The eye works like a camera. It has two parts, a lens and a film. The film layer lines the back wall of the eyes and is called the retina. The area responsible for the central vision is called the macula. There is a gel called the vitreous which is very firmly adherent to the retina. The vitreous separates from the back of the eye towards the front of the eye as a normal part of aging. The vitreous can pull firmly enough on the retina during the separation process that a small piece of retina is torn. Fluid then migrates through the hole and begins to detach the retina from the wall of the eye. This is called a retinal detachment.
Your doctor has discovered a retinal tear which has allowed fluid to migrate underneath the retina, including the area of central vision. Patients will typically report that the vision is blurry and distorted.
Your retina specialist recommends an outpatient surgery called a pars plana vitrectomy for treatment of the retinal detachment. The goals of treatment are several fold: Repair the retinal detachment and improve the vision.
Patients will usually notice a substantial improvement in their vision following recovery from surgery. The amount of improvement varies. Most patients will continue to notice some blurriness in the central vision and distortion after surgery. The blurriness usually improves quickly over a month or two, and continues to slowly improve thereafter. Distortion takes months to improve, and in many patients, does not resolve completely. The vision usually improves, but does not return to the quality of vision prior to experiencing a retinal detachment.
Retinal detachment repair has a 90 percent chance of success with one surgery. Ten percent of the time, the retina may redetach requiring additional surgery. Patients may optimize their chance of success with one surgery by following the surgeons post-operative instructions.
Pars plana vitrectomy is an outpatient surgical procedure which is performed in the operating room. It may be performed under twilight (awake, relaxed, and no pain) or general anesthesia. The retina specialist performs the surgery by placing three half-millimeter ports into the white of the eye. The gel, pulling forces acting on the retina, and fluid between the wall of the eye and retina are removed. Laser therapy is used to form scar tissue around the retinal tears and prevent retinal redetachment. Laser therapy takes 5-7 days to have its full sealing effect.
The gel that is removed is replaced with a self-absorbing gas bubble. The gas bubble is buoyant and floats upwards. The purpose of the gas bubble is to cover the retinal tears while the laser is healing. Your retinal specialist will instruct you on how to position following surgery to best cover the retinal tears. The positioning requirements are typically 50 minutes of every 1 hour, 24 hours per day, for 5-7 days. Requirements vary by surgeon and detachment.

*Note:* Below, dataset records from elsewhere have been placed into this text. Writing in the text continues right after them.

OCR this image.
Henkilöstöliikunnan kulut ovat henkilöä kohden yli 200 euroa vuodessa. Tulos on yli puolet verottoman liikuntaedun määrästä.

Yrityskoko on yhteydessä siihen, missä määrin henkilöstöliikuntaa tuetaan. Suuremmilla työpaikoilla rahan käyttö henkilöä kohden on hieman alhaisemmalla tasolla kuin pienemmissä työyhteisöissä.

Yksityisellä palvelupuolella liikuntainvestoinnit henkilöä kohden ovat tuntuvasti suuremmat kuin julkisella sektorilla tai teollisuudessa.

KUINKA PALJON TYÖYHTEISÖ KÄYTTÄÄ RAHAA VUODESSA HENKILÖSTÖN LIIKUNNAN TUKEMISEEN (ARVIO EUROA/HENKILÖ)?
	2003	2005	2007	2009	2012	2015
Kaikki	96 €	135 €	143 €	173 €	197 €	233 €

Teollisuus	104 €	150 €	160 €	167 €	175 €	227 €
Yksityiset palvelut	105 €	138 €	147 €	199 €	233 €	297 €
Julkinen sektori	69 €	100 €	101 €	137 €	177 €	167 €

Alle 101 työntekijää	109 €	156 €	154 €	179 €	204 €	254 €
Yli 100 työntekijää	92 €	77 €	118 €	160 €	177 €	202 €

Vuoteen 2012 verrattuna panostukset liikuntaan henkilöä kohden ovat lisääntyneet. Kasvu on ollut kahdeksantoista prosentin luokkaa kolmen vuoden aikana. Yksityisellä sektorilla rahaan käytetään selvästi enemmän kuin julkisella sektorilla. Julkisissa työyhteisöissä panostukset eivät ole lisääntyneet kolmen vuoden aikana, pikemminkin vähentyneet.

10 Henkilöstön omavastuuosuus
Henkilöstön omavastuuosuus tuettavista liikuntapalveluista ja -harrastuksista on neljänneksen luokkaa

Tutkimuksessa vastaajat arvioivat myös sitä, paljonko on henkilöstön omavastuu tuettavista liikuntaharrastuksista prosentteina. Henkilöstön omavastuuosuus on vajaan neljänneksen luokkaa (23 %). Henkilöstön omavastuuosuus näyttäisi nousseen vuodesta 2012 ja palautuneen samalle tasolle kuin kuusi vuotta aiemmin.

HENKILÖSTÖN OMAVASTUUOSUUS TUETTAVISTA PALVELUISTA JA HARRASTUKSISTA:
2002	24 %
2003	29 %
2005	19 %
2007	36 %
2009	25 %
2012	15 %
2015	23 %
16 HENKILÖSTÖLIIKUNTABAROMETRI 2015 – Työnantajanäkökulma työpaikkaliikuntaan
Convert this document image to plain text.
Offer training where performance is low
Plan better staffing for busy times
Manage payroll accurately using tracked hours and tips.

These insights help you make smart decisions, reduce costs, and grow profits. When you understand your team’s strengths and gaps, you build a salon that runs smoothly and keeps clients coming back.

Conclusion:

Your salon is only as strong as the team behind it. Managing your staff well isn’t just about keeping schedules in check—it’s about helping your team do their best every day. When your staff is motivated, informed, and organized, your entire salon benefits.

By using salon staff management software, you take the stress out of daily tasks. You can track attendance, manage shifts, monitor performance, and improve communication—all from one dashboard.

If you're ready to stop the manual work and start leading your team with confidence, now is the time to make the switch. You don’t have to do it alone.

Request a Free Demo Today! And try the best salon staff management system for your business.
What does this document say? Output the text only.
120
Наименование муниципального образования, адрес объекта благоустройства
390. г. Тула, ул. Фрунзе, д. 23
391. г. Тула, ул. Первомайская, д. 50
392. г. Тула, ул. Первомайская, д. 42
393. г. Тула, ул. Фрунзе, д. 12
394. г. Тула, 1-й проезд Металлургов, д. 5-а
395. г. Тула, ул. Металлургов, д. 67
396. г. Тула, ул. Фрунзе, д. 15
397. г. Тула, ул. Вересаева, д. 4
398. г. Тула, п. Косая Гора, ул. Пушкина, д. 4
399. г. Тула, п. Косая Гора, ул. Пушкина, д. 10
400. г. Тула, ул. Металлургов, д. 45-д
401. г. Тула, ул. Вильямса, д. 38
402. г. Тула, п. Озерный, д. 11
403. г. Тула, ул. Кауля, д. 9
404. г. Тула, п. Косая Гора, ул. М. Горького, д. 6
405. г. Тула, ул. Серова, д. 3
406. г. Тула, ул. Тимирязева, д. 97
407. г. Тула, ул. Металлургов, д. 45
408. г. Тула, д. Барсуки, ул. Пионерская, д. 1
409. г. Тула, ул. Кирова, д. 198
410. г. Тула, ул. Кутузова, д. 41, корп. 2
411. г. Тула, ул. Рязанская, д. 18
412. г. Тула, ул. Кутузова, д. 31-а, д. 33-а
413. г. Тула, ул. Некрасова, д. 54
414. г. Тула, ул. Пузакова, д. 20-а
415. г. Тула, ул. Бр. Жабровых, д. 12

It is important to be aware that patients are unable to fly or travel to high altitudes with a gas bubble in the eye. Doing so will result in a rapid increase in eye pressure and permanent blindness.
There are two different types of self-absorbing gas: SF6 and C3F8. SF6 lasts approximately 2 weeks and C3F8 lasts 6-8 weeks. The choice of gas depends on the configuration of the retinal detachment
Patients will have an eye patch and eye shield placed over their eye after surgery. They will be instructed on how to correctly position. The eye patch and eye shield are removed by the ophthalmic technicians at the post-operative one day visit. Most patients notice the vision is very blurry the day following surgery. The areas that were once dark are usually full, but blurry. It is not possible to see clearly through a gas bubble. Patients may notice a clear area at the top of their vision which represents the area of retina not covered by the gas bubble. This will become larger over time until the gas bubble no longer covers the area of central vision. At this point, the central vision will slowly become clearer. The process will occur until the gas bubble resolves completely.
Patients are unable to drive immediately after surgery or the following day. It is safest to avoid driving as much as possible until the gas bubble resolves. Most retina specialists will ask patients to avoid lifting greater than 20 pounds for at least two weeks.
The biggest risk of retinal detachment repair is the risk of retinal redetachment. This occurs in approximately 10 percent of cases. Retinal redetachment usually occurs due to an exaggerated healing response by the eye which results in the formation of scar tissue around 6 weeks following retinal detachment repair. Patients who already have scar tissue prior to retinal detachment repair are even more likely to develop additional scar tissue causing retinal redetachment.
Patients who have not yet had cataract surgery will experience a worsening in cataract formation. Ninety percent of patients who are 50 years and older will undergo cataract surgery within 2 years of retinal detachment repair.
The main sign of retinal redetachment is the development of a black curtain in the vision which is similar to the initial retinal detachment symptoms. Patients who experience such symptoms should contact their retina specialist.
The most important action patients may take to optimize the likelihood of success is to perform an excellent job with positioning.
Please discuss any additional questions or concerns with your eye care specialist.